Другой же, пробудивший любовь Гольдмунда, был проницательнее и
предвидел большее, но был сдержан. Нарцисс очень хорошо понял, что за
прелестная диковинная птица залетела тогда к нему. Он, такой одинокий в
своем благородстве, тотчас почувствовал в Гольдмунде родственную душу, хотя
тот, казалось, был его противоположностью во всем. Если Нарцисс был темным и
худым, то Гольдмунд светлым и цветущим. Нарцисс - мыслитель, и строгий
аналитик, Гольдмунд - мечтатель и дитя. Но противоположности перекрывало
общее: оба были благородны, оба были отмечены явными дарованиями по
сравнению с другими и оба получили от судьбы особое предзнаменование.
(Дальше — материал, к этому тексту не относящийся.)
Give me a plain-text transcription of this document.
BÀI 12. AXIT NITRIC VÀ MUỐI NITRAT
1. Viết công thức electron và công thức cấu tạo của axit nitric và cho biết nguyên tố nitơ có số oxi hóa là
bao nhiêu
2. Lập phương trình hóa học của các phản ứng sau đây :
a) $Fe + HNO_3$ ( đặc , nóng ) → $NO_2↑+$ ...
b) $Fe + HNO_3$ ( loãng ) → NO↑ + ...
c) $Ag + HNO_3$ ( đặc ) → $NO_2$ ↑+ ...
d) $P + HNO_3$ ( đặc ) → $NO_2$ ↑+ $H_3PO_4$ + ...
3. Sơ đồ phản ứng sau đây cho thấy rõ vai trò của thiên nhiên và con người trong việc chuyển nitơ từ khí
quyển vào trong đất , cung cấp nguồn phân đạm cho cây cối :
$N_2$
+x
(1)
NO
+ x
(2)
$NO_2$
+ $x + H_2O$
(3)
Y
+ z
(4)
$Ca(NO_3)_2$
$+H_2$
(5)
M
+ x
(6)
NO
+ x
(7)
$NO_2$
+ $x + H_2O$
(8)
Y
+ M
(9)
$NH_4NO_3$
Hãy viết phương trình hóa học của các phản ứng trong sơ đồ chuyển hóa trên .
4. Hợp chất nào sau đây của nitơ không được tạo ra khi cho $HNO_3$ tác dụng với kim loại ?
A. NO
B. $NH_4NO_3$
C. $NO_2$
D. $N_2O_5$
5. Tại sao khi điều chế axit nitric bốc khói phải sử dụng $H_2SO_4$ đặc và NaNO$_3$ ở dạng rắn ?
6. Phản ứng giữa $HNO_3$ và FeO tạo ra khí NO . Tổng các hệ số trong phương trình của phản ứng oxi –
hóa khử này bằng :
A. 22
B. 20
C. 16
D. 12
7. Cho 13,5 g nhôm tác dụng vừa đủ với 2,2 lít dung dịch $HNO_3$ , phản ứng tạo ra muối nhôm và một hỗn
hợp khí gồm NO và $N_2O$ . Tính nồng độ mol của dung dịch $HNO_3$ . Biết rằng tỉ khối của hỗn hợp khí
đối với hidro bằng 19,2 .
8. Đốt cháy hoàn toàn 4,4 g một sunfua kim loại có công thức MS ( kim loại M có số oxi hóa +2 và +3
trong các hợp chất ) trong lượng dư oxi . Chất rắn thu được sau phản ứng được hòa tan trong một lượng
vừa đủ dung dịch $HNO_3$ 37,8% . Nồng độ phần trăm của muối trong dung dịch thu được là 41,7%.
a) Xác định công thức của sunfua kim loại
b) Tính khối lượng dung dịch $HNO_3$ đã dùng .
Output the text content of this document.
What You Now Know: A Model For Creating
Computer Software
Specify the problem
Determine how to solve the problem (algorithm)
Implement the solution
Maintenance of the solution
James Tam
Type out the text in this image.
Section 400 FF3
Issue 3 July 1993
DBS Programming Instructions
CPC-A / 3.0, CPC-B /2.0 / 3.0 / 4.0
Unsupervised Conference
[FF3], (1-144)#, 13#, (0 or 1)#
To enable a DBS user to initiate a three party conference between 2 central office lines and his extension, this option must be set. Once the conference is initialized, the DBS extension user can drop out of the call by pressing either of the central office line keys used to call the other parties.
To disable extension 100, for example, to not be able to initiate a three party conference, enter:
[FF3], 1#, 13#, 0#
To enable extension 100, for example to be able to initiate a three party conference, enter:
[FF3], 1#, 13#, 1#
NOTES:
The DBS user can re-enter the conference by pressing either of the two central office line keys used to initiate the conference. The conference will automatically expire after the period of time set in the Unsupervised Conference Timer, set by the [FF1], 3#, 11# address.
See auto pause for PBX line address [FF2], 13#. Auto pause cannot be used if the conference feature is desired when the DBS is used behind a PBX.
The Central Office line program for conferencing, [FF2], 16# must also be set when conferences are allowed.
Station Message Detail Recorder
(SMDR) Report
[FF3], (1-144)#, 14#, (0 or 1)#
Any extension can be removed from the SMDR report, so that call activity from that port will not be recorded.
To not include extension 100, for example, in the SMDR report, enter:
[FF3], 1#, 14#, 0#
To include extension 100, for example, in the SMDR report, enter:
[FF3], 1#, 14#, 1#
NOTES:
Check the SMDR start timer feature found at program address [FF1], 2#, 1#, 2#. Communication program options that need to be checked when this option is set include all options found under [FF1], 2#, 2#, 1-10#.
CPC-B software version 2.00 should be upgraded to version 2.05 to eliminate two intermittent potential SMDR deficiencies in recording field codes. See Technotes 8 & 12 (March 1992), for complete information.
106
Горячо сочувствовал Нарцисс этой юной душе, чей склад и судьбу он
вскоре узнал. Пылко восхищался Гольдмунд своим прекрасным, необыкновенно
умным учителем. Но Гольдмунд был робким; он не находил иного способа
завоевать расположение Нарцисса, как до переутомления стараться быть
внимательным и смышленым учеником. И не только робость сдерживала его.
Удерживало также чувство, что Нарцисс опасен для него. Нельзя было иметь
идеалом и образцом доброго, смиренного настоятеля и одновременно чересчур
умного, ученого, высокодуховного Нарцисса. И все-таки всеми силами молодой
души он стремился к обоим идеалам, несоединимым. Часто он страдал от этого.
Иногда в первые месяцы учебы Гольдмунд чувствовал в душе такое смятение и
потерянность, что испытывал сильное искушение сбежать из монастыря или на
товарищах сорвать свой гаев и беды. Нередко он, добродушный, на какое-то
легкое подтрунивание или дерзость товарищей совершенно неожиданно вспыхивал
такой дикой злобой, что ему с невероятным трудом удавалось сдержаться, и он
молча, с закрытыми глазами и смертельно бледный отворачивался. Тогда он
разыскивал в конюшне Блесса, клал голову ему на шею, целовал его, горько
плача. И постепенно его страдание так возросло, что стало заметно. Щеки
ввалились, взгляд потух, его всеми любимый смех слышался редко.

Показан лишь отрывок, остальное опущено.